Vecinos silentes


Al vecindario le daba vergüenza. Lástima. Se les notaba en la mirada. Pena ajena por el cruzado, sin escudo y sin espada, que tocaba tembloroso aquella puerta pidiendo migajas de compasión y un rato de posada. Le daba a aquella gente furia ahogada en el extremo de su silencio. Ojos de fuego. Furia con la rata que aprovechaba cualquier ocasión de ausencia para dejar entrar a los ratones por cualquier hoyo o la ventana. También por la puerta. ¿Cuánto veneno era necesario en esa trampa? ¿Cuántas rebanadas de mundo verdadero harían una ración suficiente para disolver la canallada?

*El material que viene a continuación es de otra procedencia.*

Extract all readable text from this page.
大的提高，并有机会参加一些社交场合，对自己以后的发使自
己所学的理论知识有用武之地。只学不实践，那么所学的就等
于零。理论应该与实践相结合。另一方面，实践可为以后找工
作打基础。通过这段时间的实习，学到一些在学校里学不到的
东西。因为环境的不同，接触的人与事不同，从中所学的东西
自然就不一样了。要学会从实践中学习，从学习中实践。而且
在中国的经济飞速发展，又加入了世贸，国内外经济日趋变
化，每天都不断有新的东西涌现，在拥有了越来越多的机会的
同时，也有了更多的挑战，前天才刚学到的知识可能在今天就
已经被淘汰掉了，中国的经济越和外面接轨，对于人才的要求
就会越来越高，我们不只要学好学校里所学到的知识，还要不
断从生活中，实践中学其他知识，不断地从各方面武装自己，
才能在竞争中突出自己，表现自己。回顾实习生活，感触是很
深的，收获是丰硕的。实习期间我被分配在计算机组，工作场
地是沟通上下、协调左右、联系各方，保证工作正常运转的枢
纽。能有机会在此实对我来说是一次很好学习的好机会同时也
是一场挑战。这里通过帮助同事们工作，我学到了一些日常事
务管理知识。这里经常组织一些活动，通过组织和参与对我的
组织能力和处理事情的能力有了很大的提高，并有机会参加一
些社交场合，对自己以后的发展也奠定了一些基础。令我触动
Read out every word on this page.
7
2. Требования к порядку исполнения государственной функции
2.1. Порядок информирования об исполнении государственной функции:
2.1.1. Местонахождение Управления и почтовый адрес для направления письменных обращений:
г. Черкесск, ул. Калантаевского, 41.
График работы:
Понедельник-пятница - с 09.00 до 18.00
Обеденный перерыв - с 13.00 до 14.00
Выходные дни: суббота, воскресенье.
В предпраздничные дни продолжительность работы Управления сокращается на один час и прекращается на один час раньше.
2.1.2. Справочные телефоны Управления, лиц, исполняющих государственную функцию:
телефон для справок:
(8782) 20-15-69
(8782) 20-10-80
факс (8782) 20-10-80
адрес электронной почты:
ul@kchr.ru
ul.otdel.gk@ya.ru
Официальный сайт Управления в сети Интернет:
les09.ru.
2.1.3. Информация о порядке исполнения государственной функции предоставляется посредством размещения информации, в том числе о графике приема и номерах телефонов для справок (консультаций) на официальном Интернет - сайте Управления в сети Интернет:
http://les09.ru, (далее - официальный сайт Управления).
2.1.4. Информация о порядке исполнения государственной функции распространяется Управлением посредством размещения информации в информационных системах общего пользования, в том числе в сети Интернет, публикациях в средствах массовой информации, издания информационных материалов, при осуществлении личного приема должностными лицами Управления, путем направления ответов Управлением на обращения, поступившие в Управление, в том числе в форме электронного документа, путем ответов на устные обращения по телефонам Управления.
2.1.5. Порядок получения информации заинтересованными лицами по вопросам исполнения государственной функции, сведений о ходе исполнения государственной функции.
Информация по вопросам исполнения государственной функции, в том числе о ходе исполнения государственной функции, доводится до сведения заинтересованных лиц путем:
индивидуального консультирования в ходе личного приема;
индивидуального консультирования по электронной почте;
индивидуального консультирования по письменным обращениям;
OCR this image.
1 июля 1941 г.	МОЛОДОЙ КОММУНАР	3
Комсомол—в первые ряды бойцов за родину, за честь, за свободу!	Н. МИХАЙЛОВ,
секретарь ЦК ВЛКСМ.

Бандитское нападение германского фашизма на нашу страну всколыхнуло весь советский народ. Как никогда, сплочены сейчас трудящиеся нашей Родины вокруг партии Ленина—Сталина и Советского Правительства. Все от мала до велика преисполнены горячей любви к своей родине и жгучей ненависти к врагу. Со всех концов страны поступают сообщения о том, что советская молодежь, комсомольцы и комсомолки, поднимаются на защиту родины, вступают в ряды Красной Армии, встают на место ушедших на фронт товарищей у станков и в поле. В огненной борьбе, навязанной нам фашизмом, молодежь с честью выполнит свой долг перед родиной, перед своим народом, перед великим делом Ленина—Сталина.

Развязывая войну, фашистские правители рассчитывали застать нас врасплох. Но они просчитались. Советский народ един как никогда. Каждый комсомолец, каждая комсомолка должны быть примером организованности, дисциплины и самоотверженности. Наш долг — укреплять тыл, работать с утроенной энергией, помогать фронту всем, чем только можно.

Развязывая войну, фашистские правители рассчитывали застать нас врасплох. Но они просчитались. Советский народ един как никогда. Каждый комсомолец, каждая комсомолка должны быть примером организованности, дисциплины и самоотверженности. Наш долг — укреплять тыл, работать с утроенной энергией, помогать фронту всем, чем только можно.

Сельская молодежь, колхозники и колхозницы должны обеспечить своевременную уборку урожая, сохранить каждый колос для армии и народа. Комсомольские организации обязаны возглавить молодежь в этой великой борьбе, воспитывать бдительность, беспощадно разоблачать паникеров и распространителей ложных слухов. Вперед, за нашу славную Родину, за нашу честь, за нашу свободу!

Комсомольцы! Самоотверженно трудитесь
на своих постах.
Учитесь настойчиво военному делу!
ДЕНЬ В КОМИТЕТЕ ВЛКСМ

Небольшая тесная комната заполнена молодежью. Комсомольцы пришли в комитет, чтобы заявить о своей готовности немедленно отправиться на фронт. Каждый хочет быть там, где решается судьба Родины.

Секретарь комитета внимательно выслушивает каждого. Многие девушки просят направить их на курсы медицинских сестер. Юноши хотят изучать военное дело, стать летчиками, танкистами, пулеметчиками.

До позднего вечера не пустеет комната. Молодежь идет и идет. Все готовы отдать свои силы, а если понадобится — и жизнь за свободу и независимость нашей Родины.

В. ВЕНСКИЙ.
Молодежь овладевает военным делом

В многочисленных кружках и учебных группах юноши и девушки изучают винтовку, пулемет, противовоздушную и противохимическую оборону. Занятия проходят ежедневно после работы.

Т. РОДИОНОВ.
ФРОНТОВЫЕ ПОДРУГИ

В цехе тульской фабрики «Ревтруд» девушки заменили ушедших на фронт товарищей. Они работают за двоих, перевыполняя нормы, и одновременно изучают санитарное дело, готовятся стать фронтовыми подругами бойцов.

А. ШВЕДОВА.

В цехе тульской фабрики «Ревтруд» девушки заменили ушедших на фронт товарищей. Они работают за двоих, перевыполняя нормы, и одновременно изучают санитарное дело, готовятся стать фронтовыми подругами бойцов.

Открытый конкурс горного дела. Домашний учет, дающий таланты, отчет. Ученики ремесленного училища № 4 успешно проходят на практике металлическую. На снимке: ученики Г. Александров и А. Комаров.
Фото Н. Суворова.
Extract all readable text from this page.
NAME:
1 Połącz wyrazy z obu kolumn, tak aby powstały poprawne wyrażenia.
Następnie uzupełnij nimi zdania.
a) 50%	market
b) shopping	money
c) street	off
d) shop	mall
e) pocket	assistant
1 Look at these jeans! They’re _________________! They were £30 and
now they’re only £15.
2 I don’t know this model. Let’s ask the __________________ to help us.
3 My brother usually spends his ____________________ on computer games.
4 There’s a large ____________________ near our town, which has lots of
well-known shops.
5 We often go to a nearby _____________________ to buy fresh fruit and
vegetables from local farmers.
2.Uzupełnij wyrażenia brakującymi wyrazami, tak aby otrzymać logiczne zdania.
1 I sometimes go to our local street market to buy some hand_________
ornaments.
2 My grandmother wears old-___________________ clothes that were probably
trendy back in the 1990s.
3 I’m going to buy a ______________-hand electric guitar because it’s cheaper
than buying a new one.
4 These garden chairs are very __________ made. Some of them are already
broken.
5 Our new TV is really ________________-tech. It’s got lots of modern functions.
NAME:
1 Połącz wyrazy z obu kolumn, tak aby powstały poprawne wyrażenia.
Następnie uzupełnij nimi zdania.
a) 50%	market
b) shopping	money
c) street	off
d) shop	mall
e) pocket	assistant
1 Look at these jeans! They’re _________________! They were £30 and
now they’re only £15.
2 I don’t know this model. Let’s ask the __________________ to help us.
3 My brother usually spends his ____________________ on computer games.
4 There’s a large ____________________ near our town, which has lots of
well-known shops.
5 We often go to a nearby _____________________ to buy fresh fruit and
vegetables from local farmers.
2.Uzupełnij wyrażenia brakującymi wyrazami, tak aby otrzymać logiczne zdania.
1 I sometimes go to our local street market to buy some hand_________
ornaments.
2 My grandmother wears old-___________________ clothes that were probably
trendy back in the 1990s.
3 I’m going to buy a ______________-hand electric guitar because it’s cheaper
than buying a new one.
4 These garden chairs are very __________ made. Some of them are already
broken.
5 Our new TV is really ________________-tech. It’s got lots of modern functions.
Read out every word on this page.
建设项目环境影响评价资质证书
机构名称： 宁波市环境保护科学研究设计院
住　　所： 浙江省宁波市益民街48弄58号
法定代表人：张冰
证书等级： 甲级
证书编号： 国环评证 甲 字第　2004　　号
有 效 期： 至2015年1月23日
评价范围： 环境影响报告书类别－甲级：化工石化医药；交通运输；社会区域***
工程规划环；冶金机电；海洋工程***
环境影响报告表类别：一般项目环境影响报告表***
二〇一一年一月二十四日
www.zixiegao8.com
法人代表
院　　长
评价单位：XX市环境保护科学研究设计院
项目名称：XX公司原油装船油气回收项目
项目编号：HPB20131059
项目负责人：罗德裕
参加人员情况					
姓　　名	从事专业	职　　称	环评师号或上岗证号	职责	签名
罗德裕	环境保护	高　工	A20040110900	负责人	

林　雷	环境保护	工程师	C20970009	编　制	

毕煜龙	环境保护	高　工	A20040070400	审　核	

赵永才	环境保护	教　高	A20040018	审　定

El mayor temor: la calle estrecha, como un socavón, podía explotar en un estallido de venganza. Nada así ha sucedido. El andador está pero no existe. Su peor castigo ha sido quedar sumergido en el olvido. Le han dejado hundido en la vergüenza. Le han carcomido la dignidad con las aspereza de un carácter con dobleces. Los festejos, cotilleos y traiciones ocultas de la ratonera.

Nunca llegaron las rebanadas de mundo suficiente. Ni siquiera un poco de aire. No será calle principal. Sólo el callejón de las pasiones insanas y las ilusiones perversas. El rincón de los gemidos. La callejuela que un día pisaron los dementes.